Sepanjang pengalaman Cezar mengunjungi kediaman Udrea, Horia selalu penuh dengan senyuman dan semangat. Apa yang membuat anak kecil ceria ini menangis begitu kuat?
"Hori … benci … Kak Rian! Hori … huaaa!"
'Apa dia bertengkar dengan Pak Direktur?'
"Tidak apa-apa. Tidak apa-apa." Cezar terus menepuk punggung Horia sambil melirik menuju Ecatarina.
'Apa dia datang dengan seseorang?' tanyanya melalui kontak mata.
Ecatarina mengangguk singkat. Ia melirik ke belakangnya, mengkomunikasikan sesuatu, sebelum Adrian Udrea muncul di ambang kusen pintu ruang makan. Ia masih mengenakan pakaian kerja hari ini tapi agak sedikit kacau seperti ia telah melepaskannya lalu buru-buru mengenakannya lagi.
Ekspresi wajahnya agak suram dan ia terlihat kesulitan.
"Hori, ayo pulang," bujuknya dari jauh, tidak berani mendekati adiknya.
Horia menggeleng kuat di dalam pelukan Cezar. "Hori benci … Kak .. Rian! Hori … sama Kak … Cezar hari ini!"
Cezar merasakan tengkuknya dingin. Tatapan Ioan semakin mematikan memaksanya menelan ludah dengan susah payah.
'Mati aku!'
Untungnya, Cezar adalah pria yang tenang. Jadi, ia berhasil menutupi kekacauan hatinya dan memberikan ketenangan pada Horia.

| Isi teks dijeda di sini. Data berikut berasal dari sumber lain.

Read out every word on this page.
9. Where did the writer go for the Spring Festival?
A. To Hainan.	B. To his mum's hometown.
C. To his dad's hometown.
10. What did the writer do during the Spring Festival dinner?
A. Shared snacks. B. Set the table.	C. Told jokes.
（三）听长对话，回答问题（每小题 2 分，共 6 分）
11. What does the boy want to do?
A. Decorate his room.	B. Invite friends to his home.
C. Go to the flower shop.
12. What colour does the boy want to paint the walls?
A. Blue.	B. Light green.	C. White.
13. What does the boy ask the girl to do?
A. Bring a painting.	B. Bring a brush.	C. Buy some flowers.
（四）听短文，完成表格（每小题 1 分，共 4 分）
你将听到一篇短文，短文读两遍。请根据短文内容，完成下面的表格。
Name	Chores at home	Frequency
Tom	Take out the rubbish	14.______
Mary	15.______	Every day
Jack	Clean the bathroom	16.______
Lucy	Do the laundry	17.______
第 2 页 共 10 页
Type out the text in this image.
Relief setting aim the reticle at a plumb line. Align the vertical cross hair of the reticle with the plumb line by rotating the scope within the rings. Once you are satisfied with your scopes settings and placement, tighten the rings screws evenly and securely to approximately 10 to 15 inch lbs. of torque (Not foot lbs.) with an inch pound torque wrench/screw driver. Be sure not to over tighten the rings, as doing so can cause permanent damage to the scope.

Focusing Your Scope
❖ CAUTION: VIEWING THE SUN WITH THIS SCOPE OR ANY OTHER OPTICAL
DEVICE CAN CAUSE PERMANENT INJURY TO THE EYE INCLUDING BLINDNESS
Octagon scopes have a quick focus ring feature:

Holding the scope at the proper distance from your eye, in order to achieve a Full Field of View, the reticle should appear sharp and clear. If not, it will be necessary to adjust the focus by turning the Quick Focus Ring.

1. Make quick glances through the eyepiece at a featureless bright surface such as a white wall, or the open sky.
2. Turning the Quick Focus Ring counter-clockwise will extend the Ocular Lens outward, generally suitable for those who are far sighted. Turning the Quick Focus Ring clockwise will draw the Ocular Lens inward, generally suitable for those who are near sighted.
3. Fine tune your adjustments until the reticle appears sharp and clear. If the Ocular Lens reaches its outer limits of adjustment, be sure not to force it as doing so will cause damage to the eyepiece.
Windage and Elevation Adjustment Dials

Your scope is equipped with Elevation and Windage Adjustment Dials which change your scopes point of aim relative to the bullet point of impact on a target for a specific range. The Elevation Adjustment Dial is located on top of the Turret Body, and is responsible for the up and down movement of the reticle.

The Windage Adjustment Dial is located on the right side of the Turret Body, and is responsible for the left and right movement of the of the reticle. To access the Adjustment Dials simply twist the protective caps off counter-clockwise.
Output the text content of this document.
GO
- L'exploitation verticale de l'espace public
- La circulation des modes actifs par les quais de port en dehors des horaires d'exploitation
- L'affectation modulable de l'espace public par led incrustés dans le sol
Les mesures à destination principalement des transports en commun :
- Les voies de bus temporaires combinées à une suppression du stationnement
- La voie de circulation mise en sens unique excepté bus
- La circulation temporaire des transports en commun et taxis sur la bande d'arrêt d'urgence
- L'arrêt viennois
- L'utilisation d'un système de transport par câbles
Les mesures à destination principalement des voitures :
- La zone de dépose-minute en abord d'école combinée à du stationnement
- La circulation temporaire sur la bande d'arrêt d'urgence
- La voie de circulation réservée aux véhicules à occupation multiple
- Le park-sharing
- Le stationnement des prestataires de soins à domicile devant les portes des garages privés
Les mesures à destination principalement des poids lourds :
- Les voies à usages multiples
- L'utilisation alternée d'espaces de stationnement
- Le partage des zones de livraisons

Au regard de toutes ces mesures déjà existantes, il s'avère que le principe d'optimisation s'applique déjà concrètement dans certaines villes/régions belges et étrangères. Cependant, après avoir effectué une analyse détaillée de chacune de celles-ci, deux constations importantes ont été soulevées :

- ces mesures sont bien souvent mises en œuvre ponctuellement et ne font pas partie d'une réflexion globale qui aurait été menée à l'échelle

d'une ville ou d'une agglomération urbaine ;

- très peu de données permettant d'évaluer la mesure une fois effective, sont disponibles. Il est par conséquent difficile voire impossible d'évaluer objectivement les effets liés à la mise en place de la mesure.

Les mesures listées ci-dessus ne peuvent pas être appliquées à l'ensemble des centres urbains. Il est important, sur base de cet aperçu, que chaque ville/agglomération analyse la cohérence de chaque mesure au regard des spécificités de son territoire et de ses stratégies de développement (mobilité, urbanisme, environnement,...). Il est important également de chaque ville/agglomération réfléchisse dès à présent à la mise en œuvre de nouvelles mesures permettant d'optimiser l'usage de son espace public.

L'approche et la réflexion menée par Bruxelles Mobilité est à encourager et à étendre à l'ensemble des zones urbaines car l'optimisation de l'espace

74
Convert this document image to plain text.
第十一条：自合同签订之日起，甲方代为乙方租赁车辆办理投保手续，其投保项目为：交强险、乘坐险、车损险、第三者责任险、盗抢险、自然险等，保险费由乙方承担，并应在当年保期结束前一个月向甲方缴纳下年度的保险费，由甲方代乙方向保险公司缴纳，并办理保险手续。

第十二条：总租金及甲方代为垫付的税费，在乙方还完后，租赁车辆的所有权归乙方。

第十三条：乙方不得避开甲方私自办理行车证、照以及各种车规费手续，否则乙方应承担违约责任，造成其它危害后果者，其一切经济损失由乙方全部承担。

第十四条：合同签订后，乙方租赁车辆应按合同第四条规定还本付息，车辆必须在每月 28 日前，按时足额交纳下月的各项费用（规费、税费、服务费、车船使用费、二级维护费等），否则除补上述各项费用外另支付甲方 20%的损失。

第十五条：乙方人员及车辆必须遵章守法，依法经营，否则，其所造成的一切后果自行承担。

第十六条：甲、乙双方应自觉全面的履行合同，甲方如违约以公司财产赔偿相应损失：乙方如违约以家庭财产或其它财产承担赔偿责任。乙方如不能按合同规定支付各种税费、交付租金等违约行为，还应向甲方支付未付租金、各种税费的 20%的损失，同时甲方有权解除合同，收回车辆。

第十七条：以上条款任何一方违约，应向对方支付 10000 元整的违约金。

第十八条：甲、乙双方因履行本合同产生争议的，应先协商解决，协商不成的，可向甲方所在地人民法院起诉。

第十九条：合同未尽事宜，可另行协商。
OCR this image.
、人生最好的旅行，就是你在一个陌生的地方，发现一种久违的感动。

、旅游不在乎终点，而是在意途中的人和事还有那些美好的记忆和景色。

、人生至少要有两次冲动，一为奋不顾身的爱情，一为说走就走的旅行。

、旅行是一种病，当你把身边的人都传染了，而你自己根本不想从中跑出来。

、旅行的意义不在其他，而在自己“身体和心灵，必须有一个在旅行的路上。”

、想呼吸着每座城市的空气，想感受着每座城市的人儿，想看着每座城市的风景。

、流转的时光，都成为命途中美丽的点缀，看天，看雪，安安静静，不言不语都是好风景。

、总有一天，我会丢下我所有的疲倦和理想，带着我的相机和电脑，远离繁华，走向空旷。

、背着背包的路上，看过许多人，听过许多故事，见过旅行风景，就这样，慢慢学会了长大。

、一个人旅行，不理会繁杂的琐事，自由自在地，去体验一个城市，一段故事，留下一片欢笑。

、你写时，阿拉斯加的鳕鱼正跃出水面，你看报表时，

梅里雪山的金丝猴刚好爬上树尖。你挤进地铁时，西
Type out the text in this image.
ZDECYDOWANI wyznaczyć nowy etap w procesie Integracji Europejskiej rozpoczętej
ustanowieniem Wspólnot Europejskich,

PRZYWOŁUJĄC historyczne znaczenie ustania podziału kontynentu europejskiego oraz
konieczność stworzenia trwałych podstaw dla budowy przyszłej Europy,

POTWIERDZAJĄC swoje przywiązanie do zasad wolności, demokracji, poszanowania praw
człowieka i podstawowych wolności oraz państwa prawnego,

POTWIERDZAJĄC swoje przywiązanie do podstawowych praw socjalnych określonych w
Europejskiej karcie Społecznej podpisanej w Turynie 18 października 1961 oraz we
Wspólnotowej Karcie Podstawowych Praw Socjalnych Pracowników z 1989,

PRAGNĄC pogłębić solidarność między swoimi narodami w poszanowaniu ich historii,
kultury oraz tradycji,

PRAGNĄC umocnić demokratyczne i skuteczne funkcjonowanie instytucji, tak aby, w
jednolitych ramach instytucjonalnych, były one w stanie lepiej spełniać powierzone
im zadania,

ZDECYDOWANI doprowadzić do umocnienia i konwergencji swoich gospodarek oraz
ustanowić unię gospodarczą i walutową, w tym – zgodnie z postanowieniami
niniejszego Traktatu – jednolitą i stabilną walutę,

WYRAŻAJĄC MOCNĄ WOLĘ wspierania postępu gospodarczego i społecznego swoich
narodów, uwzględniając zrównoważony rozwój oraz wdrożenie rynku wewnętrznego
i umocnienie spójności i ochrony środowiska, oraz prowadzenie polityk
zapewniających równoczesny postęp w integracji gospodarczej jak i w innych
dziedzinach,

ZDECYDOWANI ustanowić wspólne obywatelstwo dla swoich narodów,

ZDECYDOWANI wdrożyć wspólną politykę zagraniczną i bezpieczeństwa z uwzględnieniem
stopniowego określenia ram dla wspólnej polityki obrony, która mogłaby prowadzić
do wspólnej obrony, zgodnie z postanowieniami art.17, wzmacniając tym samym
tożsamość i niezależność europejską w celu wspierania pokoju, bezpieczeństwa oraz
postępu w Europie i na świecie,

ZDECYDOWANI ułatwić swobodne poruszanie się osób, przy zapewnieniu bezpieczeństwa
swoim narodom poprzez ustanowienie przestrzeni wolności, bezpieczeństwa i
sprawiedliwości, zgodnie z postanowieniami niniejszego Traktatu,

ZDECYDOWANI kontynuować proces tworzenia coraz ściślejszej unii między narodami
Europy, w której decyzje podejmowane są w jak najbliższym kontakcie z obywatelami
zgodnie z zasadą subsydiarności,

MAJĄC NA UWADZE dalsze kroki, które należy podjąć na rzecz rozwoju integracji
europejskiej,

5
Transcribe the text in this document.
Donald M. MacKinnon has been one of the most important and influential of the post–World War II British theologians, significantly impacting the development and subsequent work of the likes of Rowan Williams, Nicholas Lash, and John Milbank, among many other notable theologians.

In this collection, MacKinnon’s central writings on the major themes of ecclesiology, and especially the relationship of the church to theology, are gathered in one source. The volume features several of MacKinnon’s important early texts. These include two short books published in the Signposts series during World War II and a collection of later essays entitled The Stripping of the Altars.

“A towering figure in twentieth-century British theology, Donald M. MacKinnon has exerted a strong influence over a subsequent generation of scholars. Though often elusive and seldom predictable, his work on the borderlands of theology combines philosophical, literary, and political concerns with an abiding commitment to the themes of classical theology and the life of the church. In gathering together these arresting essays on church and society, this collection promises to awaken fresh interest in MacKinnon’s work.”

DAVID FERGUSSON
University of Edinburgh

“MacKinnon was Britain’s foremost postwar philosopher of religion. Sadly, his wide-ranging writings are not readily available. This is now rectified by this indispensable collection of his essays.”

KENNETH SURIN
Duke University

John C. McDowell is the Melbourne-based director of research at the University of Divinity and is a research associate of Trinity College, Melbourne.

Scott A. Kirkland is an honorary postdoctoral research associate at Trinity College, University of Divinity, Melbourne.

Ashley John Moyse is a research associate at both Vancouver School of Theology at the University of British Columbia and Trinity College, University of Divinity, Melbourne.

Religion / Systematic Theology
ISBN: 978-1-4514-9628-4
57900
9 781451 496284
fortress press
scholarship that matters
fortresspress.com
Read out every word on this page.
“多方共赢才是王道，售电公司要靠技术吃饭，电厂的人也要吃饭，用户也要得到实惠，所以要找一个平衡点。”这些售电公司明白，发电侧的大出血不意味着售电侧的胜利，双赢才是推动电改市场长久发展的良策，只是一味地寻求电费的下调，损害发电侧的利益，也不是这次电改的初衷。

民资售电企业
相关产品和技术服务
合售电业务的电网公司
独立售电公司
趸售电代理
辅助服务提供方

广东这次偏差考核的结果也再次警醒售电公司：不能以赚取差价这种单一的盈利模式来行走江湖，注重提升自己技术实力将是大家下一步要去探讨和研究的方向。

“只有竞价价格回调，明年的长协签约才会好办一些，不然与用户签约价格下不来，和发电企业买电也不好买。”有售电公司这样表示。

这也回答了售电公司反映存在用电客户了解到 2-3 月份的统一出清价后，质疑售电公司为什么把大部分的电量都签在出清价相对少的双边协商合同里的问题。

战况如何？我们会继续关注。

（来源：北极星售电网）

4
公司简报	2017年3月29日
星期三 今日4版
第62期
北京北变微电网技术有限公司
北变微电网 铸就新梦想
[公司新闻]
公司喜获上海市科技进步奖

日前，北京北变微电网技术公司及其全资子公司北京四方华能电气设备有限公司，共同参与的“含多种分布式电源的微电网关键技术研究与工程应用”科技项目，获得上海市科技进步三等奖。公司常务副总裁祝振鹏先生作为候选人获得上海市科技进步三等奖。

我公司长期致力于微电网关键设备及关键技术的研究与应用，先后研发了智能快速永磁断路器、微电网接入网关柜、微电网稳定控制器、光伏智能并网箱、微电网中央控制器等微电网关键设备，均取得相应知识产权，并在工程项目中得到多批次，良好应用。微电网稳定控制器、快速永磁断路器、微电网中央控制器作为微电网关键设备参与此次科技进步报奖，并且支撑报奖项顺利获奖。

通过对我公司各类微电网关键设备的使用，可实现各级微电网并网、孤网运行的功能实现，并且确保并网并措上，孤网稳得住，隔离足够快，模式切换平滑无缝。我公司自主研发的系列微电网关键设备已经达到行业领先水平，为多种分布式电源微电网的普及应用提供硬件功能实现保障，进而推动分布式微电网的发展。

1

Adrian mengacak rambutnya yang sudah kacau. Rambut panjang yang biasanya tersisir rapi dan mengkilap itu benar-benar tak teratur. Ia ingin mendekati Horia tapi insting anak kecil itu sangat kuat dan ia segera menyadari intensi Adrian.
"Jangan mendekat! Hori … gak akan pulang … selamanya kalau kakak … mendekat!"
Langkah kaki Adrian otomatis berhenti. Ia benar-benar menemui jalan buntu, tidak tahu harus melakukan apa.
Horia tidak mau berhenti menangis dan juga tidak mau melepaskan Cezar. Ioan yang sudah geram ingin menginterogasi putra sulungnya ini juga tidak bisa melakukan apa-apa. Ia sadar jika ia mendatangi Cezar dengan wajahnya sekarang, bukannya mereda, Horia akan menangis lebih kuat lagi.
Di tengah kekacauan itu, Steve berusaha membujuk Horia dengan senyum indah nan sempurnanya tapi Horia tidak meliriknya sama sekali membuat Steve patah hati.
"Apa aku setidak menarik itu untuk anak-anak? Apa jangan-jangan Vio, Cezar, dan Mihai kecil juga membenciku." Pada akhirnya hanya itu yang ia gumamkan seperti kaset macet sambil dihibur Ioan.
Mihai juga ingin membantu tapi ia tidak tahu harus melakukan apa. Apalagi Luca yang sangat kikuk.
Tiba-tiba, lengan pakaian Mihai ditarik pelan oleh Liviu.
"Da!" seru bayi itu sambil menunjuk dirinya sendiri.
"Kau punya ide?" tanya Mihai setengah berbisik.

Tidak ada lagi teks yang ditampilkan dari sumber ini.